Dolu dolu bir hafta daha. Haber yağmuru: Kuş Gribi, Nobel tartışması, Pakistan depremi, Türkiye Arnavutluk maçı, Sakal-ı Şerif, Galataport, Van Rektörü, Şair'in ölümü, Tunceli operasyonları, Suriyeli bakanın intiharı vs vs.
Bu tufana rağmen, daha az hatalı bir gazete.
Sabah, daha dikkatli.
Bu dikkatin ve titizliğin sürmesi önemli...
..diyelim ve evvelce değindiğimiz hassas bir konuya geri dönelim.
Önceki akşam, iftar saatinden hemen sonra, İstanbul Maslak'ta bir benzin istasyonunda büyük bir patlama oldu.
Çok geçmeden bunun bombalı bir terör eylemi olduğu anlaşıldı.
Bir mucize eseri, ölen olmadı.
Haberi en "büyük" gören ve büyük bir resimle manşete taşıyan tek gazete Sabah'tı.
LPG Değil A-4 başlığıyla.
İşte buradan itibaren tartışmaya açabiliriz. Çünkü yine o klasik soru gündeme geliyor:
"Teröristlerin istediği de zaten bu değil mi? Seslerini duyurmak istiyorlar ve basını da zaman zaman korkru propagandasına alet etmiyorlar mı?"

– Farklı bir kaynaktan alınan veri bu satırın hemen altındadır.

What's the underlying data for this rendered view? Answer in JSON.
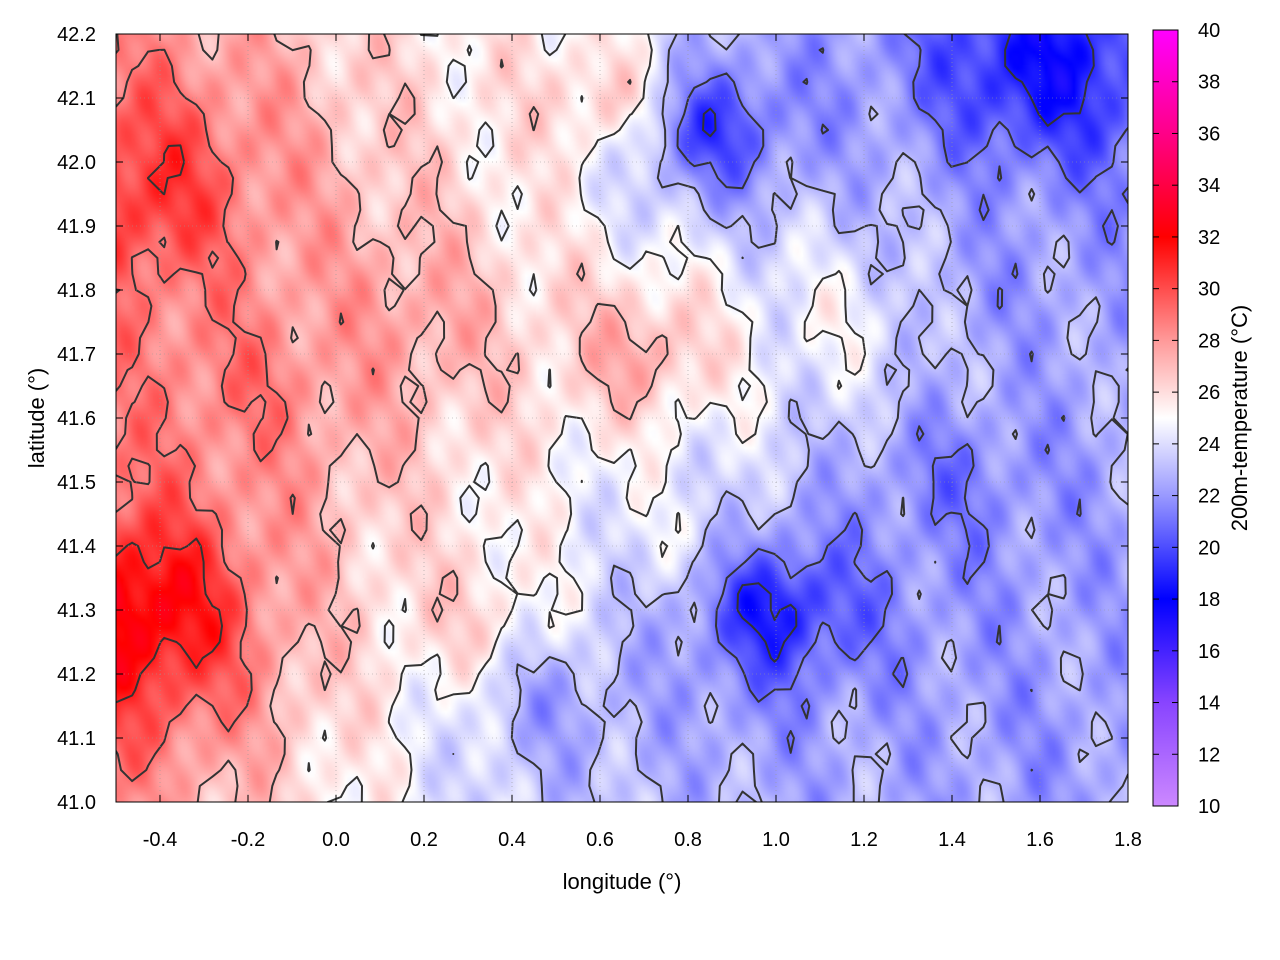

Terör haberlerinde sinir uçları açılır.
Neyi ne kadar ve nasıl vermeli?
Habere hak ettiği kadar değeri vermek ile "alet olmamak" veya paniğe yol açmamak arasındaki çizgiyi nasıl çizeceğiz?

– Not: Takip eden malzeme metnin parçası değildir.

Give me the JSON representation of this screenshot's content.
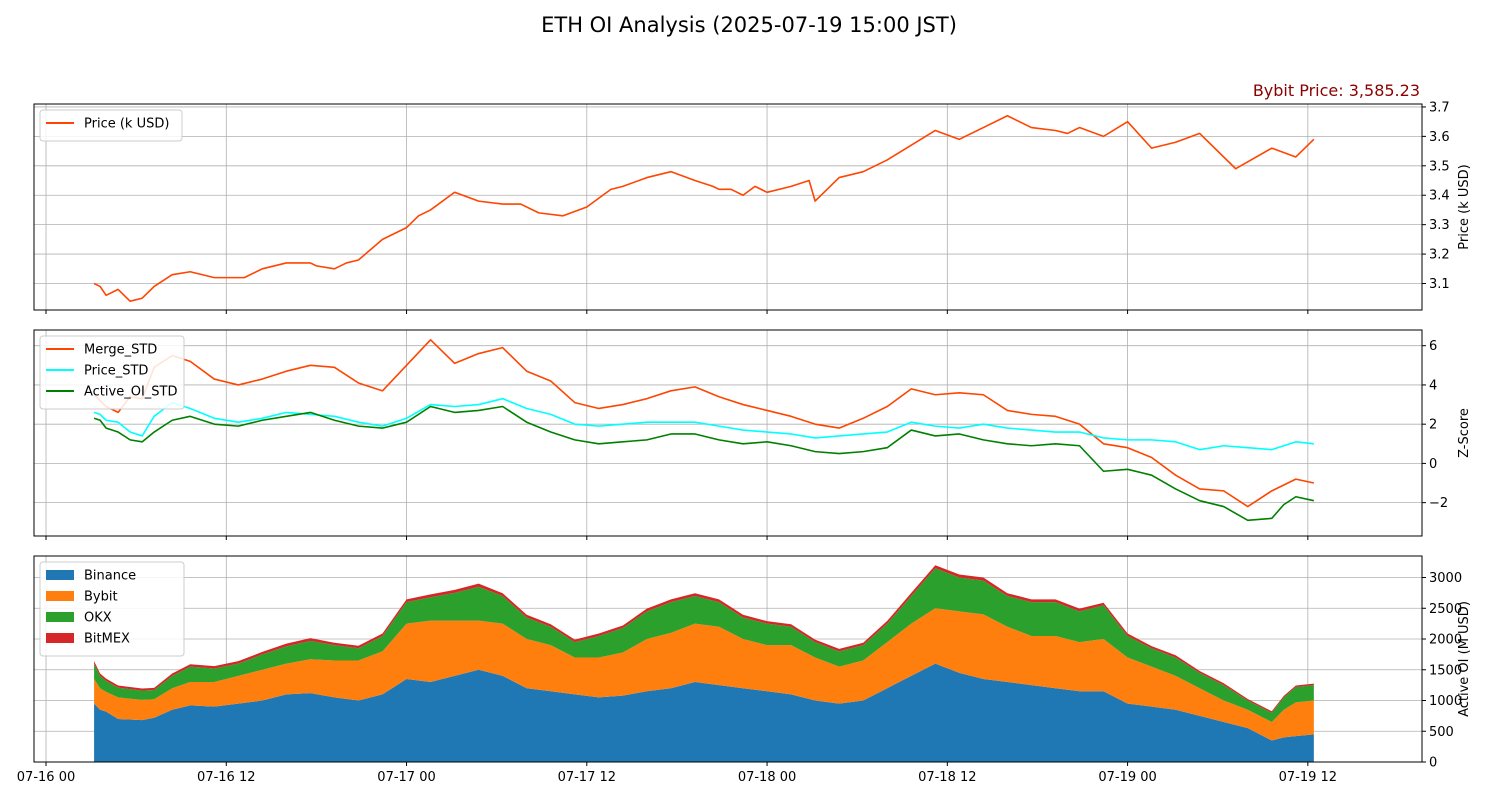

Haber eğer doğruları ve olguları izlemek zorundaysa... Kabul etmeli ki, terör haberleri topyekun görmezden gelinemez. Haberleri verilir.
Ama ölçünün kaçmaması için bir "simetri" hesabı gerekiyor. Terörün zararı, yol açtığı ölümler, kapsamı haberi büyüklüğüne yön vermeli.
Maslak patlamasında haber ölçüsü kaçtı mı? "Simetri" açısından bakıldığında öyle gözüküyor. "Manşete taşınması", tartışmaya çok açık.
Birkaç yaralı ve maddi hasar dışında etkisi olmayan bir saldırının, üstelik kullanılan patlayıcı adı manşete çıkarılarak bu denli "büyütülmesi", bana "kamu yararı" ve "terörle mücadele" açısından pek makul gelmedi. Sabah'ın buna benzer saldırıları daha önce "küçük" verdiği de malum iken...
Bu benim görüşüm. Ama har manşette olduğu gibi bunda da gazete içinde tartışma yaşandı. Doğal.
Genel Yayın Yönetmeni Ergun Babahan bana hiç katılmıyor. "Halkın bilmesi gereken bir bombalı saldırı oldu. Bunu birçok kişi duydu ve ayrıntılarını öğrenmek istiyor. Biz görevimizi iyi yaptık" diyor.